Regardless, we can now use this function to select and download relevant rows from our geodataframe using the standard Pandax indexing method (DataFrame.iloc[[i]], where i is the desired row index):
[10]:
dem_1 = download_scene(gdf_sel.iloc[[0]], dem_id_1, bounds)
[11]:
dem_2 = download_scene(gdf_sel.iloc[[1]], dem_id_2, bounds)
Let’s plot up one of the DEMs, taking advantage of the in-built hillshade generation function:
[12]:
hillshade_1 = dem_1.pdt.terrain('hillshade', hillshade_multidirectional=True, hillshade_z_factor=2)
hillshade_2 = dem_2.pdt.terrain('hillshade', hillshade_multidirectional=True, hillshade_z_factor=2)
[13]:
fig, axes = plt.subplots(layout='constrained', ncols=2, figsize=(10,3.9), sharex=True, sharey=True)
ax = axes[0]
dem_1.plot.imshow(cmap='gist_earth', vmin=0, vmax=800, ax=ax, add_colorbar=False) # cbar_kwargs={'label': 'Elevation [metres above ellipsoid]'})
hillshade_1.plot.imshow(cmap='Greys_r', alpha=.5, ax=ax, add_colorbar=False)
ax.set_aspect('equal')
ax.set_title(date_1)
ax = axes[1]
dem_2.plot.imshow(cmap='gist_earth', vmin=0, vmax=800, ax=ax, cbar_kwargs={'label': 'Elevation [metres above ellipsoid]'})

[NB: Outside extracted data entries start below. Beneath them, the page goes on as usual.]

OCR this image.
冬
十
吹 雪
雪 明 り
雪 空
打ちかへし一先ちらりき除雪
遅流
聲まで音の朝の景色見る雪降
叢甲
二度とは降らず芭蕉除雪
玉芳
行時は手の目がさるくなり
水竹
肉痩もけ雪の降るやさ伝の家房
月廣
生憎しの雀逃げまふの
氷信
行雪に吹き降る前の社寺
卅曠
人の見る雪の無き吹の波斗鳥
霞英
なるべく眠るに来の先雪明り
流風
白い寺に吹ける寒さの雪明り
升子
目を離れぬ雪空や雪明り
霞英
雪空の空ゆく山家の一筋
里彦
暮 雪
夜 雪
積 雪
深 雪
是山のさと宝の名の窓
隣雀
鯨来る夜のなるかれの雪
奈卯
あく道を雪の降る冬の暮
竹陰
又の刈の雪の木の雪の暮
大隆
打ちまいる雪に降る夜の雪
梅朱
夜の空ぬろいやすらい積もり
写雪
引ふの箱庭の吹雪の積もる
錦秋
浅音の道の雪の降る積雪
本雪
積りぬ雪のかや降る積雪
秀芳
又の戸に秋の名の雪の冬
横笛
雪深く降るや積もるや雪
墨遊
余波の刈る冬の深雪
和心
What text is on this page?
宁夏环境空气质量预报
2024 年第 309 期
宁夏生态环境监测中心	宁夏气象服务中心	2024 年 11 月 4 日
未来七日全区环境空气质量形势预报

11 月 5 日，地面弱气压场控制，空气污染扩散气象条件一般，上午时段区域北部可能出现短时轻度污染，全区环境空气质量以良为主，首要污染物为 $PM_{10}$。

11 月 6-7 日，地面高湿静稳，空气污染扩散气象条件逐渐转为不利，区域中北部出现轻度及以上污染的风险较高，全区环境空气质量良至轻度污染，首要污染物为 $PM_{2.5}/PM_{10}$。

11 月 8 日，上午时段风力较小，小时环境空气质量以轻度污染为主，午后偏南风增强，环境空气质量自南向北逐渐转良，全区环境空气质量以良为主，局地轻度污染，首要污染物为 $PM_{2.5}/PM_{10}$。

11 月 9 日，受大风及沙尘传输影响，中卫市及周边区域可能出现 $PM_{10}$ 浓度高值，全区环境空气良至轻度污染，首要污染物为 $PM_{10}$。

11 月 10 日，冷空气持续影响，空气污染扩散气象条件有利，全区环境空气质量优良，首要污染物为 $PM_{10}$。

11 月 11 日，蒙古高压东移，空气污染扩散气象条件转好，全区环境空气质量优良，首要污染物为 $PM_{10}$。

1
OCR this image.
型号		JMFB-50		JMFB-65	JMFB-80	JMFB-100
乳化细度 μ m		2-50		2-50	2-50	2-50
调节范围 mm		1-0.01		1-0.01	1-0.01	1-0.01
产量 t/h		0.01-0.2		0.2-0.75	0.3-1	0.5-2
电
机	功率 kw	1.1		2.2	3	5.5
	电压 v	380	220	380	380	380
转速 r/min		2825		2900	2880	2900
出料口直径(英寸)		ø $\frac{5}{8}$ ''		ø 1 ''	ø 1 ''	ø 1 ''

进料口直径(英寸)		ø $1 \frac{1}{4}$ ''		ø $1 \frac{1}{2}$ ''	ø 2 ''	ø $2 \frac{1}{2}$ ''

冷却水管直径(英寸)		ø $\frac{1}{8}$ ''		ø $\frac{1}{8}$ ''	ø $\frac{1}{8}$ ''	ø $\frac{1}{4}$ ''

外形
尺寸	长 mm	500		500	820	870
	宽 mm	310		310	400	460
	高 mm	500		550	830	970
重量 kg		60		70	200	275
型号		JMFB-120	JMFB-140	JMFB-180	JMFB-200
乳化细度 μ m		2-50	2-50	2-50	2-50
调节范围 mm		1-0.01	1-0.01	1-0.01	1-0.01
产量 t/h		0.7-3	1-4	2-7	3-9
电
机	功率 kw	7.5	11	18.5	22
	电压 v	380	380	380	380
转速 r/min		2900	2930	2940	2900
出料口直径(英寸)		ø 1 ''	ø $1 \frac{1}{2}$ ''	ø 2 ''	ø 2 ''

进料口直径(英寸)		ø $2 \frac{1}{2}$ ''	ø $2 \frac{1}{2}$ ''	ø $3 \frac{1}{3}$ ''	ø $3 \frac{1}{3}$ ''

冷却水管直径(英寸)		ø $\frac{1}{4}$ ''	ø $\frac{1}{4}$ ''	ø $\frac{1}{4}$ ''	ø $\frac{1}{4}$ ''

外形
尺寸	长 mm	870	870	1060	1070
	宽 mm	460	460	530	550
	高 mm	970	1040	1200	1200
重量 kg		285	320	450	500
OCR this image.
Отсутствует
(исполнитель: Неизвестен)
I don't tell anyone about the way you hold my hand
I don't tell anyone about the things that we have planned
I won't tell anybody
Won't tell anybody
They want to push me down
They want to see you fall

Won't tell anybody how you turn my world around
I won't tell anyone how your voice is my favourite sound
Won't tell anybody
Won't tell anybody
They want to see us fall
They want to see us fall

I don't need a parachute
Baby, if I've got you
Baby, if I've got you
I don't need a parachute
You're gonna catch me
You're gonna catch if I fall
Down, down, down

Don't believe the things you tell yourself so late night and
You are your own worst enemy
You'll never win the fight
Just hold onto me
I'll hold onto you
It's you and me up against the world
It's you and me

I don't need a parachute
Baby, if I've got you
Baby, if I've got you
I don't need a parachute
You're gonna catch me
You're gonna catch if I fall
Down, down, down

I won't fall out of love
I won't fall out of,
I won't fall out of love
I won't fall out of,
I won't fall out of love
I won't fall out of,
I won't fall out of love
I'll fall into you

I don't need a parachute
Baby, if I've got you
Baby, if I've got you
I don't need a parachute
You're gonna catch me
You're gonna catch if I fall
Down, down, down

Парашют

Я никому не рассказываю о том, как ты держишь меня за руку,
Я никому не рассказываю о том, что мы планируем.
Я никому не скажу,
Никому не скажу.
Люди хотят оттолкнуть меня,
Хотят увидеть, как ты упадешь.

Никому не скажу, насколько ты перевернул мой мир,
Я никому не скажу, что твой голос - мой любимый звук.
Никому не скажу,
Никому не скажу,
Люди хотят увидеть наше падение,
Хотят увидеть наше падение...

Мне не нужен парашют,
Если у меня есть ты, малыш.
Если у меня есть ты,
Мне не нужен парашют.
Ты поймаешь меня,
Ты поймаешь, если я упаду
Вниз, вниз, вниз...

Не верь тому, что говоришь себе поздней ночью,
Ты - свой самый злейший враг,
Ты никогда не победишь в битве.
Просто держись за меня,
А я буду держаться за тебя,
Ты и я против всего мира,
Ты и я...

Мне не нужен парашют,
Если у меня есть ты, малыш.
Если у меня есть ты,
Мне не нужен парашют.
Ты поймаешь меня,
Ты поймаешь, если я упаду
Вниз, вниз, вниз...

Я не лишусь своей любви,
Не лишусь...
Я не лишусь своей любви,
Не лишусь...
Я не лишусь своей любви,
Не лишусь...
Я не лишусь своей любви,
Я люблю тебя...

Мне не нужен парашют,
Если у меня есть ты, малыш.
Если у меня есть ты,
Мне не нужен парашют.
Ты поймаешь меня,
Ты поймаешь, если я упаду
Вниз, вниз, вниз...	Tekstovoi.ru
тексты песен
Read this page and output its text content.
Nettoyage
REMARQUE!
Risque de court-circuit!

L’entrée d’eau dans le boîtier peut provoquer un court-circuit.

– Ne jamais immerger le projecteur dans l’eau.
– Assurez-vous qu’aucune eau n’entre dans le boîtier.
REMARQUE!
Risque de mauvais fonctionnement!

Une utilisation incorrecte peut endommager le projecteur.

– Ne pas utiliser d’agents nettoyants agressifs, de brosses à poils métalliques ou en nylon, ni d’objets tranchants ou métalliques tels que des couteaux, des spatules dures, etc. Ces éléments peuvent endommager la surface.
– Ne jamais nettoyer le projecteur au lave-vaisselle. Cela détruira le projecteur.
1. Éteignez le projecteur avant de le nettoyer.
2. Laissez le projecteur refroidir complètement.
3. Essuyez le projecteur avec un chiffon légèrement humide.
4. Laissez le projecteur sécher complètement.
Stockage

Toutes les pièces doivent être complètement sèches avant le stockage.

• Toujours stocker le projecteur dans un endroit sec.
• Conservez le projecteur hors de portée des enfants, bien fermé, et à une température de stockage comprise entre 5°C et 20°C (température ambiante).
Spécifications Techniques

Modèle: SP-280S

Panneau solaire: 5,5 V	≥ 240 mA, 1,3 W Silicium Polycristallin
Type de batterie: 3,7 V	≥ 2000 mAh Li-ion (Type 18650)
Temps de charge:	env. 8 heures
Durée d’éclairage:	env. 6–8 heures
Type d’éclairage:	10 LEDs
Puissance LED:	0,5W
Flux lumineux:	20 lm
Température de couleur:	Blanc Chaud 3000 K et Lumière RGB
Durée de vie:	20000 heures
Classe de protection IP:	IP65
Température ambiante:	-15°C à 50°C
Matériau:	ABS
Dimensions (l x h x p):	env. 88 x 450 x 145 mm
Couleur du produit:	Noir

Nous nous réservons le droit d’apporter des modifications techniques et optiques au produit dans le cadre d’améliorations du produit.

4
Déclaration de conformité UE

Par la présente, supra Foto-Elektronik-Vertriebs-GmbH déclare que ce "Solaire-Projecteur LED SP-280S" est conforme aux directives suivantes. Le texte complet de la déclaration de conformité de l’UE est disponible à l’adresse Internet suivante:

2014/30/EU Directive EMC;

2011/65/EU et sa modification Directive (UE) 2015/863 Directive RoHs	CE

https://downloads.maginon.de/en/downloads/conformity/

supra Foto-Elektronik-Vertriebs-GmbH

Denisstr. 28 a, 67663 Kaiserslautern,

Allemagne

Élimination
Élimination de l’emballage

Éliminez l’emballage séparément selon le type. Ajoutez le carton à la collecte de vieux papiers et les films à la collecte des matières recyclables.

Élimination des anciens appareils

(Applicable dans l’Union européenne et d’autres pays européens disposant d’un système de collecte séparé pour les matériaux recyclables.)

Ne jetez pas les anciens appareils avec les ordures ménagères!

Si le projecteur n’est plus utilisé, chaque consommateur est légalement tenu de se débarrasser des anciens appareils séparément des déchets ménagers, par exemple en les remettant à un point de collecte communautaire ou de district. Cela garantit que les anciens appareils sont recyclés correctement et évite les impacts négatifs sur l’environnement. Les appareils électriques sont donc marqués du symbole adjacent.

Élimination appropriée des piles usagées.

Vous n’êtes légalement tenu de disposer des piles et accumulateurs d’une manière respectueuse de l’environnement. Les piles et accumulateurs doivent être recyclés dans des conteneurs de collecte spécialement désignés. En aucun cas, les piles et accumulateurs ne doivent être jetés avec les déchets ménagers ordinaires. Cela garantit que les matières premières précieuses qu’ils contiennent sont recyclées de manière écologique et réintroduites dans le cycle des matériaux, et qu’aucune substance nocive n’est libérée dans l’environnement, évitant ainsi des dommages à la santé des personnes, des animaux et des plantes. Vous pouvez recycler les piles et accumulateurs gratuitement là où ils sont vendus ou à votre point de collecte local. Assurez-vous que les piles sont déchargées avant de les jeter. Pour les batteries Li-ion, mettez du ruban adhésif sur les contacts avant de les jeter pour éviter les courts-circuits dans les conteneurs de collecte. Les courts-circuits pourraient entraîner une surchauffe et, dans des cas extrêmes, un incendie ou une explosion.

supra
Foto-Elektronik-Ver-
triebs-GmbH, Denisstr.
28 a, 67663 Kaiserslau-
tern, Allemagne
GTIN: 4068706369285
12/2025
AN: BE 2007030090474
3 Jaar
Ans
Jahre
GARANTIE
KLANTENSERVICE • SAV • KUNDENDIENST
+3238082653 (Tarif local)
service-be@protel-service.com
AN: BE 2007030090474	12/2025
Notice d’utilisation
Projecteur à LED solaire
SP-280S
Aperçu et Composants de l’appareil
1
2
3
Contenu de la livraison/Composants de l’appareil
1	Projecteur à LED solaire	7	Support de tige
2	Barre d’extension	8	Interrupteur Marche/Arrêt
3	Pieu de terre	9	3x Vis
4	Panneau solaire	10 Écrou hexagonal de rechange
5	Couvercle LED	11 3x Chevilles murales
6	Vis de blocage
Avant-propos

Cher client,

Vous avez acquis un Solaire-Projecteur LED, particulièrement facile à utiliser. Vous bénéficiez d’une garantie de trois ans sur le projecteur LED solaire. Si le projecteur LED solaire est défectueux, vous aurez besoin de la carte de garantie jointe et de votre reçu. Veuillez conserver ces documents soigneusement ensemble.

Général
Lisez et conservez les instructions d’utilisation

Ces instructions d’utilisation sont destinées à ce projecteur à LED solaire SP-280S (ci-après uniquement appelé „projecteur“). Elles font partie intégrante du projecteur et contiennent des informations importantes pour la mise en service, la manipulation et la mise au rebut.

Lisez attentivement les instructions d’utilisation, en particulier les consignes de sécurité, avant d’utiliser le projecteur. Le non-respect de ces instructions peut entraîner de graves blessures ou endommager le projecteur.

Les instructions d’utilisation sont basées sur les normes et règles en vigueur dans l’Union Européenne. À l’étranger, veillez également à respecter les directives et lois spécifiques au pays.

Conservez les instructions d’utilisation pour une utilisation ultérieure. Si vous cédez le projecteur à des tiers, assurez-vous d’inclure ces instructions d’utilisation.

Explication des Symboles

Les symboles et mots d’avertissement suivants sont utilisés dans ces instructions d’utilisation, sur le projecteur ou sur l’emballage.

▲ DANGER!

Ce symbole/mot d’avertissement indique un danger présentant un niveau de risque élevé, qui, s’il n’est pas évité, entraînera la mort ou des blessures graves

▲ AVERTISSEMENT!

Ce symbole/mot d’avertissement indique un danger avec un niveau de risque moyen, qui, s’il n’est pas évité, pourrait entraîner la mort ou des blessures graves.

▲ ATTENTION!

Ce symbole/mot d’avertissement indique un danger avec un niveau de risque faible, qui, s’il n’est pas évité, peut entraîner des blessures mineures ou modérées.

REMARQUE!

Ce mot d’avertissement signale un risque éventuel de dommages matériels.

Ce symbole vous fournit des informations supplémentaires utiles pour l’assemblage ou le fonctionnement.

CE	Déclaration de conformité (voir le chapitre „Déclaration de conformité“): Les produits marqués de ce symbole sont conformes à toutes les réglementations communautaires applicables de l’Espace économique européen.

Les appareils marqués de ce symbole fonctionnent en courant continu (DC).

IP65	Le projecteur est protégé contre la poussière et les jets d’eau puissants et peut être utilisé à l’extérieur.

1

hillshade_2.plot.imshow(cmap='Greys_r', alpha=.5, ax=ax, add_colorbar=False)
ax.set_ylabel(None)
ax.set_aspect('equal')
ax.set_title(date_2)
plt.show()
Change through time#
As the surface height changes between these two images is particularly large (on the order of 100 m), we can get a first-order approximation of surface change by subtracting the latter image from the first:
[14]:
dz = (dem_2 - dem_1)
[15]:
fig, ax = plt.subplots(layout='constrained', figsize=(7,4.7))
vrange = 200
dz.plot.imshow(cmap='coolwarm', vmin=-vrange, vmax=vrange, cbar_kwargs={'label': 'ΔZ [m]'})
hillshade_1.plot.imshow(cmap='Greys_r', alpha=.5, add_colorbar=False)
ax.set_aspect('equal')
ax.set_title(f'{date_2} - {date_1}')
plt.show()
You might notice some odd patches of colour in the off-ice region. This is because rigorous DEM differencing necessitates coregistering scenes. pDEMtools provides functions to faciliate a common iterative method of coregistration, which we explore in the ‘Coregistration’ tutorial.